The gaze rules are kind of... a mess. For one thing, the Dungeon Master’s Guide and Rules Compendium disagree on the action necessary to actively use a gaze (DMG has it as an attack action; RC has it as a standard action separate from the attack action); see here for the confusion and controversy around RC supplanting core.
For another, the rules clearly do not consider the possibility of a creature with more than one gaze attack at all. This makes it very difficult to deduce how things are “supposed” to be. I will offer a pedantically-literal rules-as-written analysis, but with the caveat that really, it seems clear to me that the rules just don’t consider this situation at all and really you should ask the DM.
Passive Gaze Attacks
Each character within range of a gaze attack must attempt a saving throw (which can be a Fortitude or Will save) each round at the beginning of his turn.

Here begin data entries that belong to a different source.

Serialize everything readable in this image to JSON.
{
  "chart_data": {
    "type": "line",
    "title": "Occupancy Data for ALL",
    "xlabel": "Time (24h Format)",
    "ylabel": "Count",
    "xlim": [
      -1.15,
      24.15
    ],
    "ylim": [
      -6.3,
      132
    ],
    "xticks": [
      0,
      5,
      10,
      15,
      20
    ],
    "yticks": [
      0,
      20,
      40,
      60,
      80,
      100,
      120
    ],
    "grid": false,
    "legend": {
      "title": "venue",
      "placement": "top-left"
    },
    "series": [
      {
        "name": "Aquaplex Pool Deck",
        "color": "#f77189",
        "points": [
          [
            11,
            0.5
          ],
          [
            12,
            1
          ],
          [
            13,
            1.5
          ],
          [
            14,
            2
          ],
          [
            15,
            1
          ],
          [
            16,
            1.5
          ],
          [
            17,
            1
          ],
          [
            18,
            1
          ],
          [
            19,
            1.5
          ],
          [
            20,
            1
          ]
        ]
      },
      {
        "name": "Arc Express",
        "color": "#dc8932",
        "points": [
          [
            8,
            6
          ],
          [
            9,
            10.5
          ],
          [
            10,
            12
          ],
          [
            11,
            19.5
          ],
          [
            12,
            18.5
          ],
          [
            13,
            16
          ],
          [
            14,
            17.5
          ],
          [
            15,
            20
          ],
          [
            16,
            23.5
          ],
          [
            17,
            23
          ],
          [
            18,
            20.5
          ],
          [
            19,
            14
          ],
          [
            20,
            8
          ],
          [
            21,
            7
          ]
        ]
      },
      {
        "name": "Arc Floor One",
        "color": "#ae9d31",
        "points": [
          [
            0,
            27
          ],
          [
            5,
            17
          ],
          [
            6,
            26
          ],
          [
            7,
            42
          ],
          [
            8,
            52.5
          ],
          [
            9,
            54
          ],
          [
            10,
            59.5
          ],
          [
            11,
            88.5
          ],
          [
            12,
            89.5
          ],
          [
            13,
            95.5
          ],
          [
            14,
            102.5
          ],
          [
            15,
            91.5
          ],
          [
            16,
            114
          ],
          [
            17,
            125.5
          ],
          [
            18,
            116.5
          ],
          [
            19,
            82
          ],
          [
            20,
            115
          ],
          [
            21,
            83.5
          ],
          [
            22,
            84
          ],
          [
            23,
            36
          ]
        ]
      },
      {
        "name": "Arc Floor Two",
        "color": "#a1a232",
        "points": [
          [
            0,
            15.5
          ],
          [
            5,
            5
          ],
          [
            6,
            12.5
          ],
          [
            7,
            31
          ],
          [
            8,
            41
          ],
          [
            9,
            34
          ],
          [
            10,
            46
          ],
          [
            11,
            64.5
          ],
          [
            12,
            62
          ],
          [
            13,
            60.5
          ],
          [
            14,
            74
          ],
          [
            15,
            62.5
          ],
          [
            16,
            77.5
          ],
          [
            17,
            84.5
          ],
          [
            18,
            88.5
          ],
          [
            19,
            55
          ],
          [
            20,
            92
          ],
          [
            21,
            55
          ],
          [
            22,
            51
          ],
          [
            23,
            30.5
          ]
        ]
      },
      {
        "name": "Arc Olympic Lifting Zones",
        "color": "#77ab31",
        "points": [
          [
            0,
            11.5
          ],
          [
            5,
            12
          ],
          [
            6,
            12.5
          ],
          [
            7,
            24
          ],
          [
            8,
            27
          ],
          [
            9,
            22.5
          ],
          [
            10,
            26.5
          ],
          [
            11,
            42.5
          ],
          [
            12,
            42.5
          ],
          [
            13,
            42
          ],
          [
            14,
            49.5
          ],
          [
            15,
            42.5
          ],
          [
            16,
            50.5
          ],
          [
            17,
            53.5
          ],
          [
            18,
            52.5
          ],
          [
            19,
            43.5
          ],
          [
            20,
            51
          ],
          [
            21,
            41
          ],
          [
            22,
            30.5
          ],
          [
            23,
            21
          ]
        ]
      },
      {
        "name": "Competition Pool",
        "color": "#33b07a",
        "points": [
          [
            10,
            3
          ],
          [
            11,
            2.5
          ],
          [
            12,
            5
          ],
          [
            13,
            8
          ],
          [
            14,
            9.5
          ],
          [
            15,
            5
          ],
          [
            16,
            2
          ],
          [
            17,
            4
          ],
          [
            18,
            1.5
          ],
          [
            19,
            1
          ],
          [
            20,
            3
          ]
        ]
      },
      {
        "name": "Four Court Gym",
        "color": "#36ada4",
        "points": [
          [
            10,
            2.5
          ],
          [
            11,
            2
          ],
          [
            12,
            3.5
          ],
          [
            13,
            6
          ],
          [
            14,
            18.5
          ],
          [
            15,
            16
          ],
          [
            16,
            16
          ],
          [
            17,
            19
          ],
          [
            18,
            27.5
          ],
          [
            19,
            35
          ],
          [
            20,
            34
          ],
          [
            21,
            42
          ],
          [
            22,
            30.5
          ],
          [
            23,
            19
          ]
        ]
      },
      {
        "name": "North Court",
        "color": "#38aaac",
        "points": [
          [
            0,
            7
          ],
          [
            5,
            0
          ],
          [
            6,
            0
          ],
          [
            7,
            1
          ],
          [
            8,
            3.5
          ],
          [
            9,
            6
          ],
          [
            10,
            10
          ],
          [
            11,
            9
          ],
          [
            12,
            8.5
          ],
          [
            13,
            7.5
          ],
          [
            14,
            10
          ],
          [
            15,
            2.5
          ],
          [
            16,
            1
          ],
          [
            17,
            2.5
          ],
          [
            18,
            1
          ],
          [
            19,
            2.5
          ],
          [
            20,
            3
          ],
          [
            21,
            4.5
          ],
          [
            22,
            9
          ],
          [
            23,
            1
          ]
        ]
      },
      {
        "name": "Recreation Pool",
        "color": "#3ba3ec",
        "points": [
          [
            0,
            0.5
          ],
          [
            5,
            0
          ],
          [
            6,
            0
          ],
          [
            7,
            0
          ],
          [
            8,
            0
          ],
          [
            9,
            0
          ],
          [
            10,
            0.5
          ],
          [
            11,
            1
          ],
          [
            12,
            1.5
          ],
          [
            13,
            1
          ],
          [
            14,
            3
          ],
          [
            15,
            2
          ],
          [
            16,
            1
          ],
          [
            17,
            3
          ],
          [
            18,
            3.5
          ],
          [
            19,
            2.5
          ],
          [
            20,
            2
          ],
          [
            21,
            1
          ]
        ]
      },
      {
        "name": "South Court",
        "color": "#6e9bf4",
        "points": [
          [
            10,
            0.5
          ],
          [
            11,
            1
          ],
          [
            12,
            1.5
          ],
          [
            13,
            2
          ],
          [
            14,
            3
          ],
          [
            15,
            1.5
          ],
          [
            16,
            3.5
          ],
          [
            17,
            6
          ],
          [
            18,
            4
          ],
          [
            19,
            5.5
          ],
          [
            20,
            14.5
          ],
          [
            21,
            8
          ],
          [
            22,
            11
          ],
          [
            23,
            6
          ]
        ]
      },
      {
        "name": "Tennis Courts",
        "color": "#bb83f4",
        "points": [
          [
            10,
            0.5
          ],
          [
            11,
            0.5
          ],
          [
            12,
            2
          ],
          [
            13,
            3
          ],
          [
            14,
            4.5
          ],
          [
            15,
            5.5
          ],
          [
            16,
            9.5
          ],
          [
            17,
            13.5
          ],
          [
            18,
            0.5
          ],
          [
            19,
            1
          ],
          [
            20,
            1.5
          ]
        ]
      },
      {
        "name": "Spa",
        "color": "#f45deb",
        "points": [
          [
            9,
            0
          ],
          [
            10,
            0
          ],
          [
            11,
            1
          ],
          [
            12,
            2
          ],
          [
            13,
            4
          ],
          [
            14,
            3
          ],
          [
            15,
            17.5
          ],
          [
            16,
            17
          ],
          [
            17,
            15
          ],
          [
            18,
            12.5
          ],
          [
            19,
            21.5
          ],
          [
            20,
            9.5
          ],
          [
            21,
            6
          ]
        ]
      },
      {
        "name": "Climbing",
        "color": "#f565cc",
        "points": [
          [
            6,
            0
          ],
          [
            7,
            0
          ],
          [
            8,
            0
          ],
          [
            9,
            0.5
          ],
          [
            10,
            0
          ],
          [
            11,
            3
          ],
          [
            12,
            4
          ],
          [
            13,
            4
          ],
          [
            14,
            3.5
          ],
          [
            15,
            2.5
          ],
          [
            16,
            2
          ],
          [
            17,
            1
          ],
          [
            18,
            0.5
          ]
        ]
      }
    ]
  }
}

This statement makes no distinction between where the gaze is coming from; just forces all creatures in range of any gaze to make a saving throw against it each round. So if there are two gazes, each character is making two saving throws each round. The two gazes do not interact at all.
Active Gaze Attacks
A creature with a gaze attack can actively attempt to use its gaze as an attack action [RC: standard action]. The creature simply chooses a target within range, and that opponent must attempt a saving throw.
The issue here is “its gaze.” Is that the gaze attack referred to in the previous sentence? If so, then the creature has to choose a single gaze attack to focus on a target. Or is that just the creature’s gaze, which includes at least one gaze attack but possibly more? If so, then the creature has to roll... a single saving throw against all of them? After all, the rules as “a saving throw.”